The signature is what lets trust climb back up later. Because the check.ts was validated and signed in that clean, locked-down environment, the Taskless CLI can assert exactly what it intends to run and block anything tampered with. That's what will eventually let us turn network egress back on where a real check needs it, for a shallow clone during a Taskless Check, without reopening the risk we closed at generation time. Least trust when we know the least, earned trust once the signature guarantees integrity.

That's the shape Cloudflare is genuinely good at. A verification run spins up, reads code that already exists, emits a signed result, and tears down in seconds. None of the long-tail lifecycle failures land hard on bounded, stateless work. The workloads that fight the platform are the builder kind: durable filesystem, long-lived process, open-ended agentic loops. The platform guarantees none of that, disk is fully ephemeral, hosts restart without an uptime guarantee, and a runaway Claude Code loop can pin a CPU core with no graceful recovery and bill you for the runaway (sandbox-sdk #416). If your file operations can run against object storage instead of a real filesystem, route through a Worker and skip the sandbox. Ours can, so most of Taskless does exactly that, and the sandbox stays reserved for the narrow, bounded verification case it's good at.

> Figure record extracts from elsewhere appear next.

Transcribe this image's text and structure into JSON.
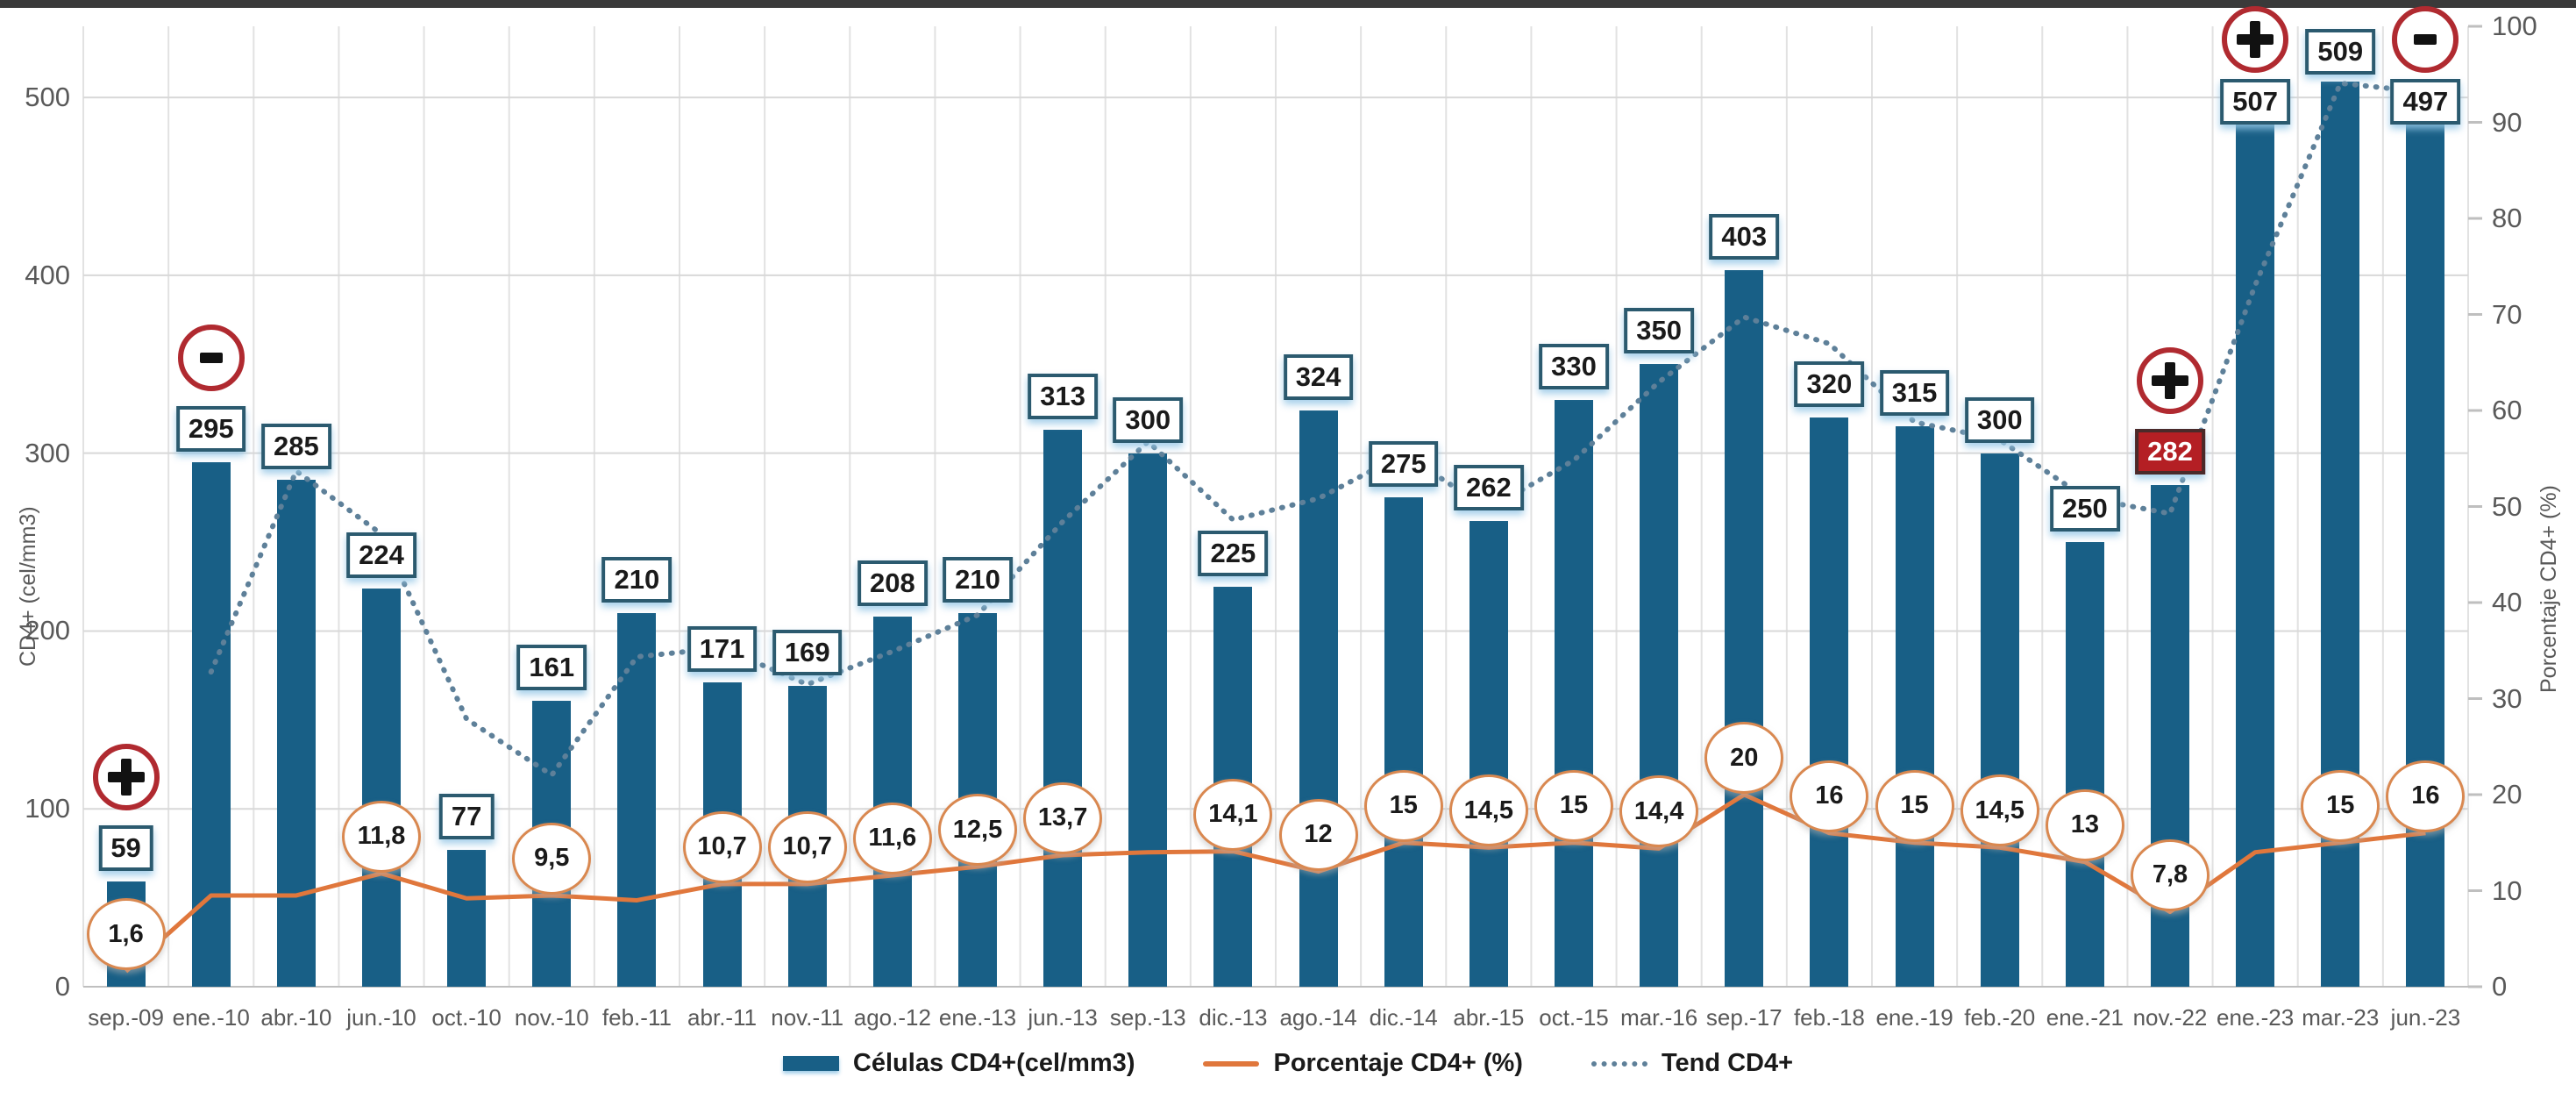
{
  "window": {
    "top_border": true
  },
  "axes": {
    "left": {
      "title": "CD4+ (cel/mm3)",
      "ticks": [
        0,
        100,
        200,
        300,
        400,
        500
      ],
      "max": 540
    },
    "right": {
      "title": "Porcentaje CD4+ (%)",
      "ticks": [
        0,
        10,
        20,
        30,
        40,
        50,
        60,
        70,
        80,
        90,
        100
      ],
      "max": 100
    }
  },
  "legend": {
    "bars": "Células CD4+(cel/mm3)",
    "line": "Porcentaje CD4+ (%)",
    "trend": "Tend CD4+"
  },
  "colors": {
    "bar": "#185f86",
    "bar_label_border": "#2b5a6f",
    "pct_line": "#e0773c",
    "pct_circle_border": "#d98850",
    "trend_line": "#5e8099",
    "annotation_circle": "#b02a30",
    "highlight_label_bg": "#b41f24",
    "grid": "#e2e2e2",
    "axis_line": "#bfbfbf",
    "tick_text": "#595959"
  },
  "chart_data": {
    "type": "bar",
    "subtype": "combo-bar-line-dual-axis",
    "categories": [
      "sep.-09",
      "ene.-10",
      "abr.-10",
      "jun.-10",
      "oct.-10",
      "nov.-10",
      "feb.-11",
      "abr.-11",
      "nov.-11",
      "ago.-12",
      "ene.-13",
      "jun.-13",
      "sep.-13",
      "dic.-13",
      "ago.-14",
      "dic.-14",
      "abr.-15",
      "oct.-15",
      "mar.-16",
      "sep.-17",
      "feb.-18",
      "ene.-19",
      "feb.-20",
      "ene.-21",
      "nov.-22",
      "ene.-23",
      "mar.-23",
      "jun.-23"
    ],
    "series": [
      {
        "name": "Células CD4+(cel/mm3)",
        "type": "bar",
        "axis": "left",
        "values": [
          59,
          295,
          285,
          224,
          77,
          161,
          210,
          171,
          169,
          208,
          210,
          313,
          300,
          225,
          324,
          275,
          262,
          330,
          350,
          403,
          320,
          315,
          300,
          250,
          282,
          507,
          509,
          497
        ]
      },
      {
        "name": "Porcentaje CD4+ (%)",
        "type": "line",
        "axis": "right",
        "values": [
          1.6,
          9.5,
          9.5,
          11.8,
          9.2,
          9.5,
          9,
          10.7,
          10.7,
          11.6,
          12.5,
          13.7,
          14,
          14.1,
          12,
          15,
          14.5,
          15,
          14.4,
          20,
          16,
          15,
          14.5,
          13,
          7.8,
          14,
          15,
          16
        ],
        "point_labels": [
          "1,6",
          null,
          null,
          "11,8",
          null,
          "9,5",
          null,
          "10,7",
          "10,7",
          "11,6",
          "12,5",
          "13,7",
          null,
          "14,1",
          "12",
          "15",
          "14,5",
          "15",
          "14,4",
          "20",
          "16",
          "15",
          "14,5",
          "13",
          "7,8",
          null,
          "15",
          "16"
        ]
      },
      {
        "name": "Tend CD4+",
        "type": "trend-moving-average",
        "axis": "left",
        "period": 2
      }
    ],
    "annotations": [
      {
        "index": 0,
        "symbol": "+"
      },
      {
        "index": 1,
        "symbol": "-"
      },
      {
        "index": 24,
        "symbol": "+"
      },
      {
        "index": 25,
        "symbol": "+"
      },
      {
        "index": 27,
        "symbol": "-"
      }
    ],
    "highlighted_bar_index": 24,
    "xlabel": "",
    "ylabel_left": "CD4+ (cel/mm3)",
    "ylabel_right": "Porcentaje CD4+ (%)",
    "ylim_left": [
      0,
      540
    ],
    "ylim_right": [
      0,
      100
    ],
    "grid": true,
    "legend_position": "bottom"
  }
}
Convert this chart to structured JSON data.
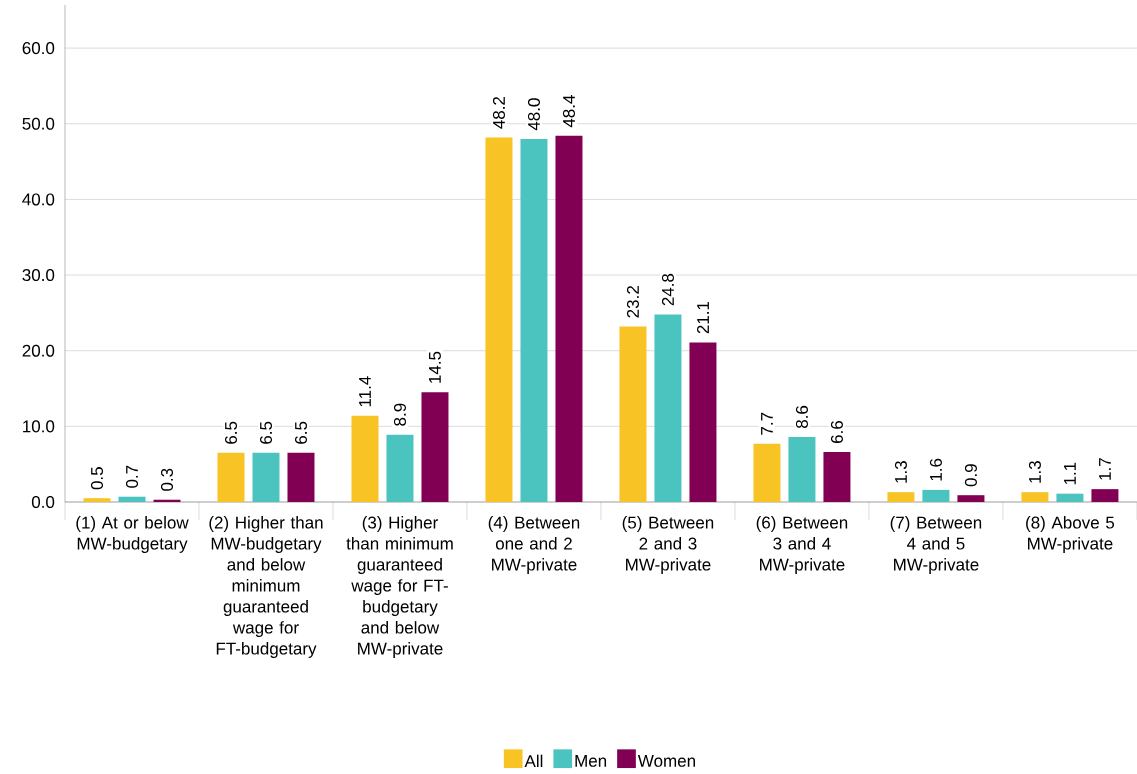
{
  "chart_data": {
    "type": "bar",
    "categories": [
      "(1) At or below MW-budgetary",
      "(2) Higher than MW-budgetary and below minimum guaranteed wage for FT-budgetary",
      "(3) Higher than minimum guaranteed wage for FT-budgetary and below MW-private",
      "(4) Between one and 2 MW-private",
      "(5) Between 2 and 3 MW-private",
      "(6) Between 3 and 4 MW-private",
      "(7) Between 4 and 5 MW-private",
      "(8) Above 5 MW-private"
    ],
    "series": [
      {
        "name": "All",
        "color": "#f7c325",
        "values": [
          0.5,
          6.5,
          11.4,
          48.2,
          23.2,
          7.7,
          1.3,
          1.3
        ],
        "value_labels": [
          "0.5",
          "6.5",
          "11.4",
          "48.2",
          "23.2",
          "7.7",
          "1.3",
          "1.3"
        ]
      },
      {
        "name": "Men",
        "color": "#4bc4c0",
        "values": [
          0.7,
          6.5,
          8.9,
          48.0,
          24.8,
          8.6,
          1.6,
          1.1
        ],
        "value_labels": [
          "0.7",
          "6.5",
          "8.9",
          "48.0",
          "24.8",
          "8.6",
          "1.6",
          "1.1"
        ]
      },
      {
        "name": "Women",
        "color": "#820053",
        "values": [
          0.3,
          6.5,
          14.5,
          48.4,
          21.1,
          6.6,
          0.9,
          1.7
        ],
        "value_labels": [
          "0.3",
          "6.5",
          "14.5",
          "48.4",
          "21.1",
          "6.6",
          "0.9",
          "1.7"
        ]
      }
    ],
    "ylim": [
      0,
      65.7
    ],
    "yticks": [
      {
        "value": 0,
        "label": "0.0"
      },
      {
        "value": 10,
        "label": "10.0"
      },
      {
        "value": 20,
        "label": "20.0"
      },
      {
        "value": 30,
        "label": "30.0"
      },
      {
        "value": 40,
        "label": "40.0"
      },
      {
        "value": 50,
        "label": "50.0"
      },
      {
        "value": 60,
        "label": "60.0"
      }
    ],
    "grid": "y",
    "legend": "bottom"
  }
}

A word on the ast-grep bet, since installing it is what sent me down this hole. We wanted one static-analysis tool portable enough to cover many languages, with the modularity to add new ones later. ast-grep sits on tree-sitter and gives us that: one cross-language sweep instead of a zoo of native-optimal linters, each with its own rules to maintain. It won't beat a purpose-built native tool like ruff on raw speed, but a single sweep across the whole codebase beats maintaining a dozen toolchains, and that trade is the whole point. Taskless also runs alongside the tools you already have, eslint, ruff, rubocop, and the rest.

So that's the version that won't make the official post: one undocumented DNS failure, a deploy pipeline I didn't plan to build, a Thursday afternoon of integration hell with my stream chat watching, and a verification sandbox that's now live and doing exactly what we needed. If you're pointing model-generated code at Cloudflare Containers, know which workload you're running before you commit, and build your tooling around the platform's real edges instead of the documented ones. Cloudflare has some pretty strong limitations, but staying within those lines gives you a startling amount for free.